The Indian bail jurisdiction has time and again cleared that bail is a rule but jail is an exception as the same goes in tune with Article 21 of the Indian Constitution. It is highly known that section 439 of CrPC grants the power to the court for granting bail to an accused subject to the conditions laid down in the said section. But when it comes to the Narcotic Drugs and Psychotropic Substances Act, 1985 (“The Act”), the Act provides for section 37 for bail related matters. Hence, the power of the court to grant bail to an accused is subject to both- section 37 under the Act and section 439 of CrPC.  


Section 37 of the Act deals with granting bail to an accused booked under the Act. It lays down the two conditions for granting of bail that unless the Public Prosecutor (PP) has been given an opportunity to oppose the bail and upon such opposition by the (PP), the court is satisfied with reasonable grounds that the accused is innocent of such offence and will not commit any offence as well, the court should not grant bail.

Interestingly, in bail proceedings, the burden is shifted to the accused to prove that he/she is innocent. The reasoning for such reversed bail jurisdiction is principally based upon section 35 of the Act as it lays down the principle of “presumption of culpable mental state” meaning thereby that intention is presumed upon the accused under the Act. Hence, to secure bail, an accused will have to prove that he/she does not have such mental state or intention to commit the alleged offence.


In the case of Union of India vs. Thamisharasi, 1995, the court categorically stated that while under CrPC the burden is on the prosecutor to prove that the accused is guilty and hence should be denied the right of bail; under Section 37 of the NDPS Act, the burden is on the accused to prove that he is not guilty to be able to avail the right of bail.

In Union of India vs. Md. Nawaz Khan, 2021 the Apex Court reiterated that the test to be applied for granting bail is whether there exists reasonable grounds to believe that the accused has not committed an offence and whether he is likely to commit any such offence while on bail.

In Union of India vs. Shiv Shanker Kesar, 2007, the Apex Court clarified the meaning of the term “reasonable grounds”. It held that the expression connotes something more than prima facie grounds. The term connotes substantial probable causes for believing that the accused is innocent and the same should also point to existence of facts that are enough to justify the innocence of the accused.
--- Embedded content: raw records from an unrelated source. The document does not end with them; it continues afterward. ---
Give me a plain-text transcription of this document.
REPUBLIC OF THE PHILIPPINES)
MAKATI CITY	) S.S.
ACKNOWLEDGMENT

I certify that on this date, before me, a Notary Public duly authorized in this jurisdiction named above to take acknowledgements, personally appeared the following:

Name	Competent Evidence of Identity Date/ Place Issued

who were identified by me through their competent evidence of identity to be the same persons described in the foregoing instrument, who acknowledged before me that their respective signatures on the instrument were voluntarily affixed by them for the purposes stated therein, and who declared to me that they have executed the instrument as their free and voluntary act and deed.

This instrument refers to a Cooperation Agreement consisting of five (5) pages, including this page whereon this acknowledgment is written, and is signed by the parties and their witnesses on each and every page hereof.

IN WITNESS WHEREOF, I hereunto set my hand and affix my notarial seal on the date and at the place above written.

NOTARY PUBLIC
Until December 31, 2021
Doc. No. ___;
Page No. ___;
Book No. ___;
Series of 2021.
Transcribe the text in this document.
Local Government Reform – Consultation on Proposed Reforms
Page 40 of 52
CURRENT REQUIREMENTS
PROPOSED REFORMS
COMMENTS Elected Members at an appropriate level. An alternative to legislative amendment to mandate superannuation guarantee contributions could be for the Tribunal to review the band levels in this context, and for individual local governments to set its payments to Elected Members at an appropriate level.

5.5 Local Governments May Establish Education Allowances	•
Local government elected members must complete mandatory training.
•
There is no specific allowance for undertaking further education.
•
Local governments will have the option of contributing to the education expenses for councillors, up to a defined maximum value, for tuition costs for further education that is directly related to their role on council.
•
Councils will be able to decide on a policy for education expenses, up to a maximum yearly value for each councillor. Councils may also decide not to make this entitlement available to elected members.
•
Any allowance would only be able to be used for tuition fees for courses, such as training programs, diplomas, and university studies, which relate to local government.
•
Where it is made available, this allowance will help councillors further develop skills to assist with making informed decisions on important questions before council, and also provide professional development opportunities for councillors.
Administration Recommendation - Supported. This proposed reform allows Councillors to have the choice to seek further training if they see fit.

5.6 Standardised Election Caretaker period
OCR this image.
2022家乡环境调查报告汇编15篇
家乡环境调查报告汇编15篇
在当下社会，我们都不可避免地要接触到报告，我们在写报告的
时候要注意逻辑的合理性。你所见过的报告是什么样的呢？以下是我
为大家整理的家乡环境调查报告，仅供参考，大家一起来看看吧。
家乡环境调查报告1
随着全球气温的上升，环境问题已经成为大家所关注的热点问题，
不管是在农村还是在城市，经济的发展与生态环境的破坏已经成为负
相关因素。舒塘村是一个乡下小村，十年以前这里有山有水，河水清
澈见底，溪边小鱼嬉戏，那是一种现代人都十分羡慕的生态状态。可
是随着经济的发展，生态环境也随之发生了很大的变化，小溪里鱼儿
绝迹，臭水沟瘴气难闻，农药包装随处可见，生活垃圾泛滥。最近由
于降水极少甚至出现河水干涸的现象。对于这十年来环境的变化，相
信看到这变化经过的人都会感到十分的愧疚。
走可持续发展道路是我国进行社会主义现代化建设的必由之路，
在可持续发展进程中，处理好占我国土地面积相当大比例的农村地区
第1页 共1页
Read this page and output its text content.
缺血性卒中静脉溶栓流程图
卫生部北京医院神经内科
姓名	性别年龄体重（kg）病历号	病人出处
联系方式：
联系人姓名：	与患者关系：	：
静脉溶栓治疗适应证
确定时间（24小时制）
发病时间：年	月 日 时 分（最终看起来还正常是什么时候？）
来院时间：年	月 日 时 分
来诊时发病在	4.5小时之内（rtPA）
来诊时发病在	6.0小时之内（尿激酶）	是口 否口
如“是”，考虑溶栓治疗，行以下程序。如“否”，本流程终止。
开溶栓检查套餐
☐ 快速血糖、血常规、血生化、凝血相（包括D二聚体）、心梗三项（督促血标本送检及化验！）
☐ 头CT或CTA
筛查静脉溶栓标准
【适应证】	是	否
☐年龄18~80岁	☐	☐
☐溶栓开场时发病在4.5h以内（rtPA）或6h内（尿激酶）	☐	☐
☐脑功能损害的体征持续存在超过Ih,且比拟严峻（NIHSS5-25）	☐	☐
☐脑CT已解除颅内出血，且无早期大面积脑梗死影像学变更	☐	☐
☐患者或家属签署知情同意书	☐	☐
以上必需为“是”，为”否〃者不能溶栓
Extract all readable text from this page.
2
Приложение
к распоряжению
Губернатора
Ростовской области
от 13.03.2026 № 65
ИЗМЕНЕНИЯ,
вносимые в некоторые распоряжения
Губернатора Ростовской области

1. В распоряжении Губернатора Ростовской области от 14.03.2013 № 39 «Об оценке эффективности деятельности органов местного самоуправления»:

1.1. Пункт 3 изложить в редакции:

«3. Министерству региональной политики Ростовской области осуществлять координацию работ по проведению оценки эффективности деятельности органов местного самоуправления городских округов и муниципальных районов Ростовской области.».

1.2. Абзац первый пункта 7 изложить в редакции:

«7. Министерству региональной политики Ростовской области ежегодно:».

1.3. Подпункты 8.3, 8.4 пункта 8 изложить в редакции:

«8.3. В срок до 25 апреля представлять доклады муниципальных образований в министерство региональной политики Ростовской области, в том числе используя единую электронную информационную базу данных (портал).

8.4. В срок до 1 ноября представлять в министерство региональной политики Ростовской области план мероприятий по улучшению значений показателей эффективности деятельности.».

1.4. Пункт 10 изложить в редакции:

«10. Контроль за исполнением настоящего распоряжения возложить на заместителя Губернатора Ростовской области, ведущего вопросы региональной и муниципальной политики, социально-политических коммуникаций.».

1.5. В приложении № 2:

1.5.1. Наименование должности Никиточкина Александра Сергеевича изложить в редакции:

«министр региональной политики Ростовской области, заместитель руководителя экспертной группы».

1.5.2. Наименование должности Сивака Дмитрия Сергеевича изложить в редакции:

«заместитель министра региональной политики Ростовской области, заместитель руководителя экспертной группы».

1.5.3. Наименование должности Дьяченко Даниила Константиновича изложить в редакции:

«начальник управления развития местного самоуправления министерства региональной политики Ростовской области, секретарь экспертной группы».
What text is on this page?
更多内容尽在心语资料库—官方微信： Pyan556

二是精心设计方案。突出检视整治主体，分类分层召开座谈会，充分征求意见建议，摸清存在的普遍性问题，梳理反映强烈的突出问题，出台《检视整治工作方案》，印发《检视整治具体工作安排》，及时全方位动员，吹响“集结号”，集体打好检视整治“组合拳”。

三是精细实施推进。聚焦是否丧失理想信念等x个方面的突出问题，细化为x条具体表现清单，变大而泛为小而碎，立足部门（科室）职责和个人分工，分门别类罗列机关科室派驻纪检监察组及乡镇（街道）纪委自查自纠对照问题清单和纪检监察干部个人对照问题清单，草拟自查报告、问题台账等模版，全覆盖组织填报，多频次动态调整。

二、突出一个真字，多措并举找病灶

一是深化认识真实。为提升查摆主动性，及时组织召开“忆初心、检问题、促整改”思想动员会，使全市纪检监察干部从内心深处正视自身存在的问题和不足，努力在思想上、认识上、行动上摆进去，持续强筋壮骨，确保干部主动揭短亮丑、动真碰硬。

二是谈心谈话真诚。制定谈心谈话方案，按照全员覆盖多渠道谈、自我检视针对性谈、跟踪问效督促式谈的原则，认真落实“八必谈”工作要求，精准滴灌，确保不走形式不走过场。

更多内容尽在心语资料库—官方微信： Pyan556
In Union of India v. Prateek Shukla, 2021, the Apex Court cancelled the bail that was granted by the High Court of Allahabad stating that there was a non-application of mind and untoward acknowledgement of the seriousness of the offence involved given that the accused was charged under the NDPS Act.

Hence, the court has time and again showed stringent attitude which is very much important for the nature of crime with which the act deals with. This particular legislation must be seen as an example as to how stringent the bail provisions must be if the offences involved in it are grave affecting the public safety and conscience.



·         Narcotic Drugs and Psychotropic Substances Act, 1985.

·         Code of Criminal Procedure, 1973.

·         Union of India v. Md. Nawaz Khan, 2021 SCC OnLine SC 782.

·         Union of India v. Prateek Shukla, (2021) 5 SCC 430.

·         Union of India v. Shiv Shanker Kesar, (2007) 7 SCC 798.

·         Union of India v. Thamisharasi, (1995) 4 SCC 190.